Fair. But the sense that I get is that Hollywood isn’t all that interested in addressing gun violence at all. The passion with which they produce movies and TV shows on, say, external Islamic terror, I don’t think they do so when it comes to home-grown terror involving the abuse of guns.
Oh, there are very, very few movies on that. An American friend of mine told me that no American could make this film (‘Miss Sloane’ was largely financed by European production companies). I think the topic is too hot an issue for America. I am amazed that it hasn’t been taken on. In any case, film is a very hard needle to thread when it comes to politics. Television, on the other hand, isn’t. You have ‘House of Cards’, ‘Veep’ etc but films on politics, like ‘All The President’s Men’, are relatively lesser. Even with the star power of George Clooney, The Ides of March couldn’t command an audience.
We live in times of great social and political uncertainty and I mean not just Trump and Brexit, but across countries, barring Canada perhaps. You’ve made romantic dramas and comedies in the past, but as time changes, does that also change the way you choose your subjects? Are you more tempted to focus on issues that have a stronger social resonance? After all, chronicling the times is an important function of cinema.

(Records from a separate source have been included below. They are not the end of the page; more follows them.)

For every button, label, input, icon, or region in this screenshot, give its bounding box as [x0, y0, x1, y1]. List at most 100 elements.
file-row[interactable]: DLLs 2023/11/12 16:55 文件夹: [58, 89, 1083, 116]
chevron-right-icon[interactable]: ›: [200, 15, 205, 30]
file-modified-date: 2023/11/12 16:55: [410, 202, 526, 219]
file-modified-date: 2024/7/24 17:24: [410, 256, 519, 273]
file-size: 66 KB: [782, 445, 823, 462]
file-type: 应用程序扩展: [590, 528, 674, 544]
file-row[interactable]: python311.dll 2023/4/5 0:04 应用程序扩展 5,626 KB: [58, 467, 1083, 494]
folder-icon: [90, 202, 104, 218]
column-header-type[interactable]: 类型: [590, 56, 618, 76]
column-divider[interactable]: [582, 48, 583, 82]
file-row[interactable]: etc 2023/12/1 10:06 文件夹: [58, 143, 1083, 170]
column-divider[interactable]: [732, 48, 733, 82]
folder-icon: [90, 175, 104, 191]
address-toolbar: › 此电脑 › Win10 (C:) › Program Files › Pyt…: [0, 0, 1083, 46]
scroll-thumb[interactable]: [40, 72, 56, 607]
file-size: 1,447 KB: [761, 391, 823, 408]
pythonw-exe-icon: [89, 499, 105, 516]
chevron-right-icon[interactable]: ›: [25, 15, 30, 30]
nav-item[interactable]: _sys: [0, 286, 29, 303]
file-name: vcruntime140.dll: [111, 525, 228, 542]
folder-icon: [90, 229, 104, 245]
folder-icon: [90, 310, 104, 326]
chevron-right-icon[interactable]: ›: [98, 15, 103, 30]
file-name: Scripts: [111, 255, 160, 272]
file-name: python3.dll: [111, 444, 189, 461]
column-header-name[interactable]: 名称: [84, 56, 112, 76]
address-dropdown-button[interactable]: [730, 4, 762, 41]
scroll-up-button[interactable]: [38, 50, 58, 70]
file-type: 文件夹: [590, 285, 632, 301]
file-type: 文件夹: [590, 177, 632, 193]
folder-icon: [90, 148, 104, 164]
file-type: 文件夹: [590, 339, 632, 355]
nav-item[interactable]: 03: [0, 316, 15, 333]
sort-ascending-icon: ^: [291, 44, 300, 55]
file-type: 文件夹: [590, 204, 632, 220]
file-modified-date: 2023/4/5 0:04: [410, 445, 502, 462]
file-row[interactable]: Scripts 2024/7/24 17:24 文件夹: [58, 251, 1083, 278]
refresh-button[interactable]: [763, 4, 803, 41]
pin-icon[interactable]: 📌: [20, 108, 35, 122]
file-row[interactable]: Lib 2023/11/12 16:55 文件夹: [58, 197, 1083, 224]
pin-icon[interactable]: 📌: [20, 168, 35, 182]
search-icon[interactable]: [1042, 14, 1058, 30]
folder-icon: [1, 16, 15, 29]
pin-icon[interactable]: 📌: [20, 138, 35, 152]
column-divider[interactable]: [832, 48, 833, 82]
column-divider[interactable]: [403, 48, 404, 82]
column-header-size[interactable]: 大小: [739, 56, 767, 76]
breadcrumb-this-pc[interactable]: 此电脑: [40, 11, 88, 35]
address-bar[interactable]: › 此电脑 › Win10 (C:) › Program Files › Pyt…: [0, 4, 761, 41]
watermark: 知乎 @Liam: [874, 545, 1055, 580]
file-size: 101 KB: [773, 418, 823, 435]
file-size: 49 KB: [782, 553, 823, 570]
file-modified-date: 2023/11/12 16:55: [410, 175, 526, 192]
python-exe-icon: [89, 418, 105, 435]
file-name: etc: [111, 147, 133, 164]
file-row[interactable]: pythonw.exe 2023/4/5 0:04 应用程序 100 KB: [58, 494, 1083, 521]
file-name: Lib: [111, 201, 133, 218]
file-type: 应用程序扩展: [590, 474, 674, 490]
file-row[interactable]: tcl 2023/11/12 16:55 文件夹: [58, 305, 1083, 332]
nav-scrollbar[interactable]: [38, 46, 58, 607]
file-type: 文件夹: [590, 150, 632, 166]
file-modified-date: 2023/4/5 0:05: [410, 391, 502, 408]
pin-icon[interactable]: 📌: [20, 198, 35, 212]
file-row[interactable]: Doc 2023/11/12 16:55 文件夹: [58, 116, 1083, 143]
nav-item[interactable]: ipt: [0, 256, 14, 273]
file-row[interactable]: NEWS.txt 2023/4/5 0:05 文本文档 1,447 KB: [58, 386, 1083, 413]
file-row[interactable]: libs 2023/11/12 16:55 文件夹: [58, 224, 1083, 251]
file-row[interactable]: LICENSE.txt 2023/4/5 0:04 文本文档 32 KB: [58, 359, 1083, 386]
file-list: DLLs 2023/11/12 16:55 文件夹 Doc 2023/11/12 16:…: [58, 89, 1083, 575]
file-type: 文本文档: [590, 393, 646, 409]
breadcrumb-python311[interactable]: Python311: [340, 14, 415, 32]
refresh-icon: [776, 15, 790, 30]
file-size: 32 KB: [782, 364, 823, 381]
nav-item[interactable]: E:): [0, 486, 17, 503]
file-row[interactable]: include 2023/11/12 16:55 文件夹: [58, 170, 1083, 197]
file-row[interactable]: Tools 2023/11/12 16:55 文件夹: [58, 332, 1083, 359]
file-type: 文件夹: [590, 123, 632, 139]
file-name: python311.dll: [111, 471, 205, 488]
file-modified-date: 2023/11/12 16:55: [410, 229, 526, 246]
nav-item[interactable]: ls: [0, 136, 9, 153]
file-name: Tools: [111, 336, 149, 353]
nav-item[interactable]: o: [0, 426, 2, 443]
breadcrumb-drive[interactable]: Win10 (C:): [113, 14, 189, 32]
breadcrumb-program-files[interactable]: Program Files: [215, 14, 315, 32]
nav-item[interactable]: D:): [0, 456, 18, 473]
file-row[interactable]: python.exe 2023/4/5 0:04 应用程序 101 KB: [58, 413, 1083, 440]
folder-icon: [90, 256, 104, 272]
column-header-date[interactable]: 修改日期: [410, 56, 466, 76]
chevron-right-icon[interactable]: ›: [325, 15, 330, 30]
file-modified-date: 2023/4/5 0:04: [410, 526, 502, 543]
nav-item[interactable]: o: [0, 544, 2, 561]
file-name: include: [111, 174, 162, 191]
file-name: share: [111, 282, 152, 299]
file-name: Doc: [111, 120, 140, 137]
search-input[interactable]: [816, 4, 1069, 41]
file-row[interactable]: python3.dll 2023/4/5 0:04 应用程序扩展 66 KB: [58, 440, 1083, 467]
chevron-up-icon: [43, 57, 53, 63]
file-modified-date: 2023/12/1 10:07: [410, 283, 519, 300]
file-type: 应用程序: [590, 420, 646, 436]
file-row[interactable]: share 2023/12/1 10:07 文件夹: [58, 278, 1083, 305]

It certainly very much is. Most of my films are character-driven dramas because that’s what I like the most. There is politics, yes, because I am interested in it. As a filmmaker, I am always looking for complex stories, ones which somewhere have a relation between the private and the public. While I do get your point that as a filmmaker one should definitely engage as much as one can, I don’t think film is a political medium.
As the most accessible medium, films can dramatically sway public opinion.
They are but they aren’t terribly successful at conveying messages. What films can do though is make people examine aspects of their own behaviour and look at situations differently.
I think that’s an important function of cinema as well.